Le volet le plus massif de cette entente, porté par le groupe DSR Londres, injecte 98 millions de dollars dans les terroirs centrafricains. L'ambition dépasse la simple fourniture de matériel ; il s'agit de restructurer le socle productif de plus de 400 000 foyers ruraux. En déployant une armada de 850 tracteurs et des milliers d'équipements techniques, Bangui entend restaurer la fertilité de 335 000 hectares. Mais le véritable saut qualitatif réside dans l'industrialisation in situ du manioc, du coton et du café.
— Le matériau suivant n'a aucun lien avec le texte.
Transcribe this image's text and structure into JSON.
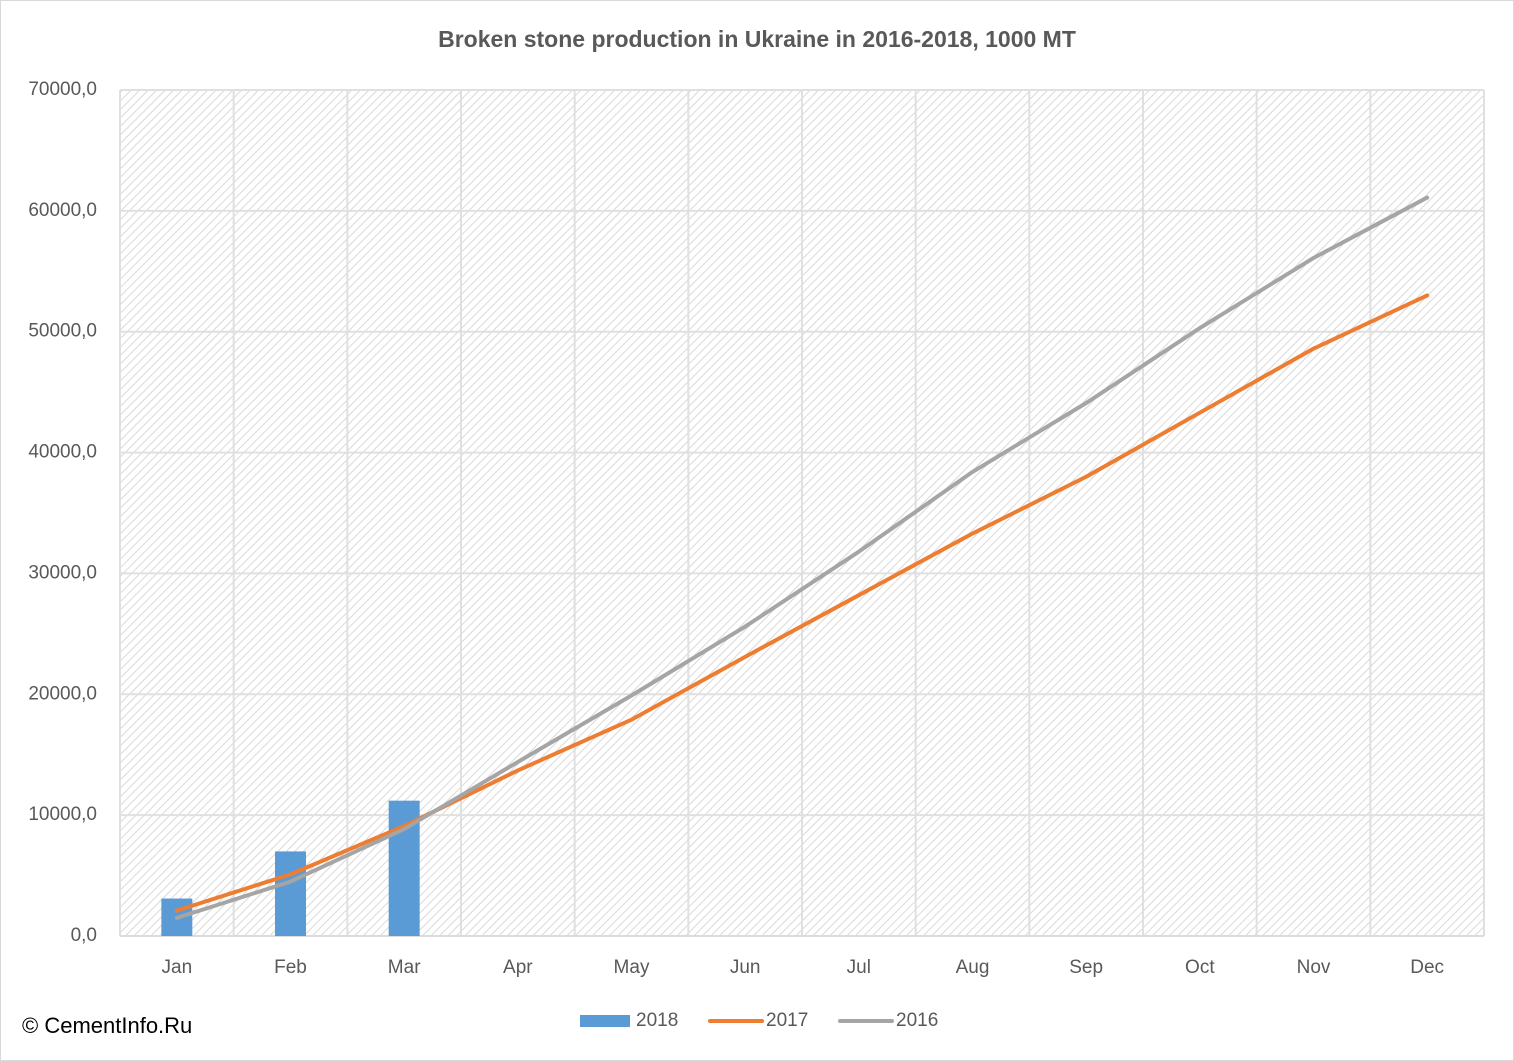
{
  "chart_data": {
    "type": "combo",
    "title": "Broken stone production in Ukraine in 2016-2018, 1000 MT",
    "source": "© CementInfo.Ru",
    "categories": [
      "Jan",
      "Feb",
      "Mar",
      "Apr",
      "May",
      "Jun",
      "Jul",
      "Aug",
      "Sep",
      "Oct",
      "Nov",
      "Dec"
    ],
    "series": [
      {
        "name": "2018",
        "type": "bar",
        "color": "#5b9bd5",
        "values": [
          3100,
          7000,
          11200,
          null,
          null,
          null,
          null,
          null,
          null,
          null,
          null,
          null
        ]
      },
      {
        "name": "2017",
        "type": "line",
        "color": "#ed7d31",
        "values": [
          2100,
          5100,
          9100,
          13700,
          17900,
          23100,
          28200,
          33300,
          38000,
          43300,
          48600,
          53000
        ]
      },
      {
        "name": "2016",
        "type": "line",
        "color": "#a5a5a5",
        "values": [
          1500,
          4500,
          8850,
          14400,
          19900,
          25600,
          31800,
          38400,
          44100,
          50300,
          56100,
          61100
        ]
      }
    ],
    "ylim": [
      0,
      70000
    ],
    "yticks": [
      {
        "value": 0,
        "label": "0,0"
      },
      {
        "value": 10000,
        "label": "10000,0"
      },
      {
        "value": 20000,
        "label": "20000,0"
      },
      {
        "value": 30000,
        "label": "30000,0"
      },
      {
        "value": 40000,
        "label": "40000,0"
      },
      {
        "value": 50000,
        "label": "50000,0"
      },
      {
        "value": 60000,
        "label": "60000,0"
      },
      {
        "value": 70000,
        "label": "70000,0"
      }
    ],
    "grid": true,
    "legend": "bottom"
  }
}
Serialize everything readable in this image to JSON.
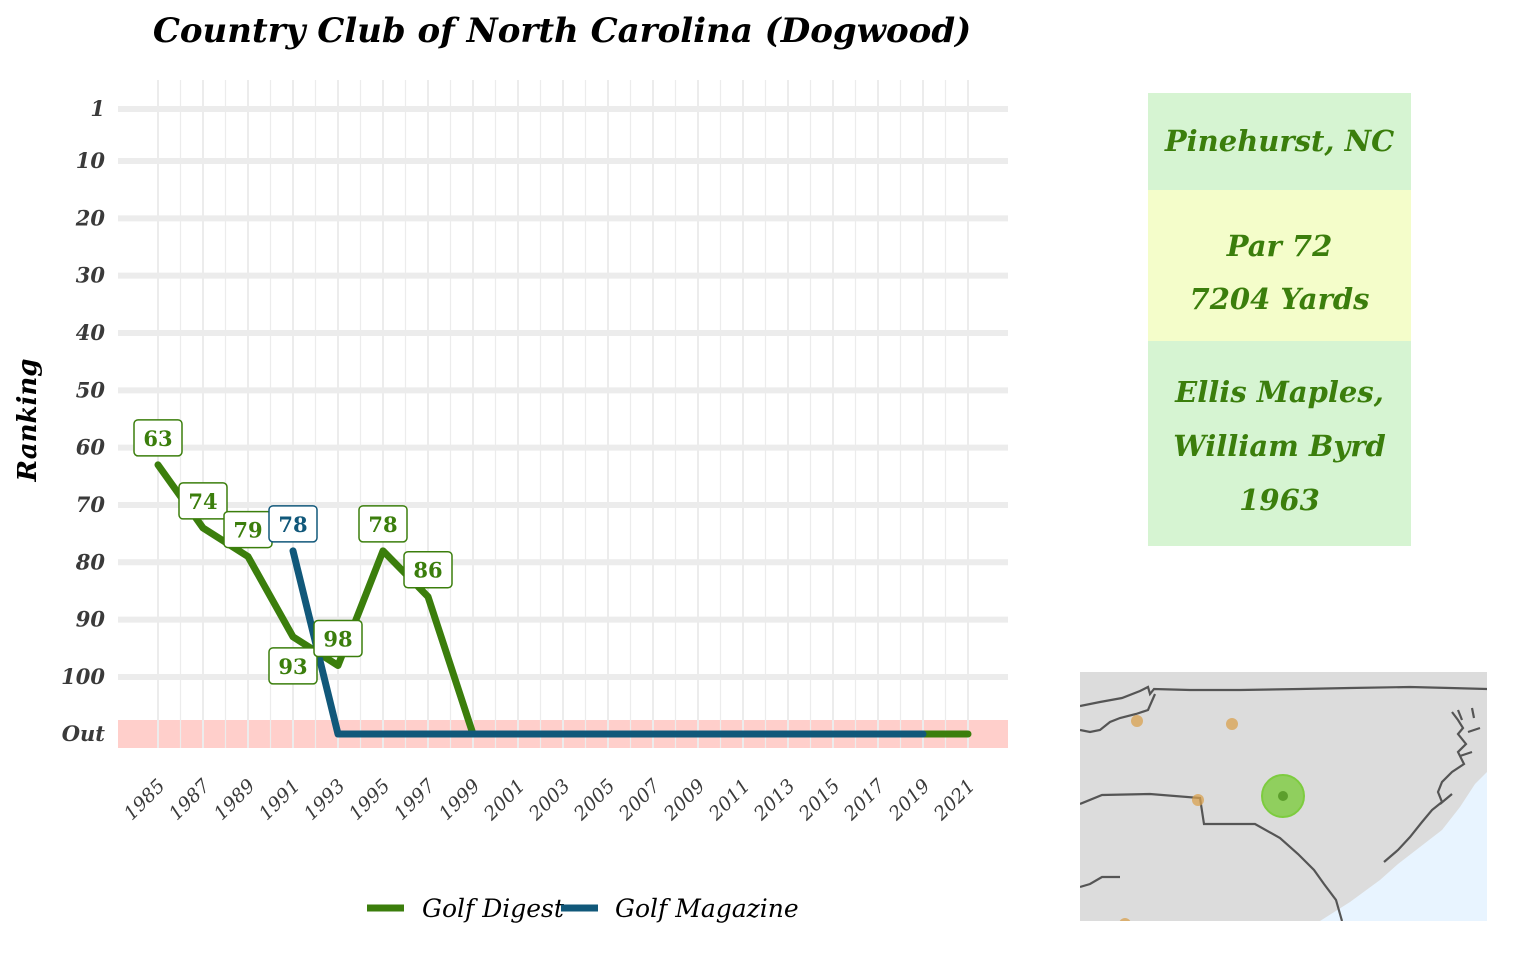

En transformant ces denrées sur son sol, la République centrafricaine cherche à briser le cycle de la dépendance aux cours mondiaux des matières brutes pour capter, enfin, la rente technologique et commerciale.

Le deuxième pilier, d'une valeur de 30 millions de dollars, s'attaque à la sclérose des transports. L'accord conclu avec Trans African Railway Systems LTD prévoit l'intégration de 300 véhicules de transport moderne pour fluidifier les corridors nationaux. Cette modernisation du parc roulant est le corollaire indispensable de la relance agricole automobile, sans une logistique agile, la production industrielle restait captive des bassins de production. Ce projet s'articule par ailleurs avec le chantier titanesque du chemin de fer devant la capitale au complexe portuaire de Kribi, au Cameroun, dessinant ainsi les contours d'une intégration régionale renforcée.

Si la signature de ces accords témoigne d'une vision cohérente de la « 7e République », la réussite de cette mue structurelle dépendra de la solidité du cadre institutionnel. Dans une économie souvent perçue comme vulnérable, le défi de l’exécution reste entier. Le gouvernement devra transformer ces intentions budgétaires en chantiers visibles, tout en garantissant un environnement sécuritaire propice à la pérennité de ces investissements lourds. Pour Bangui, l'enjeu est désormais de prouver que l'investissement productif peut devenir le moteur de la paix durable par le développement.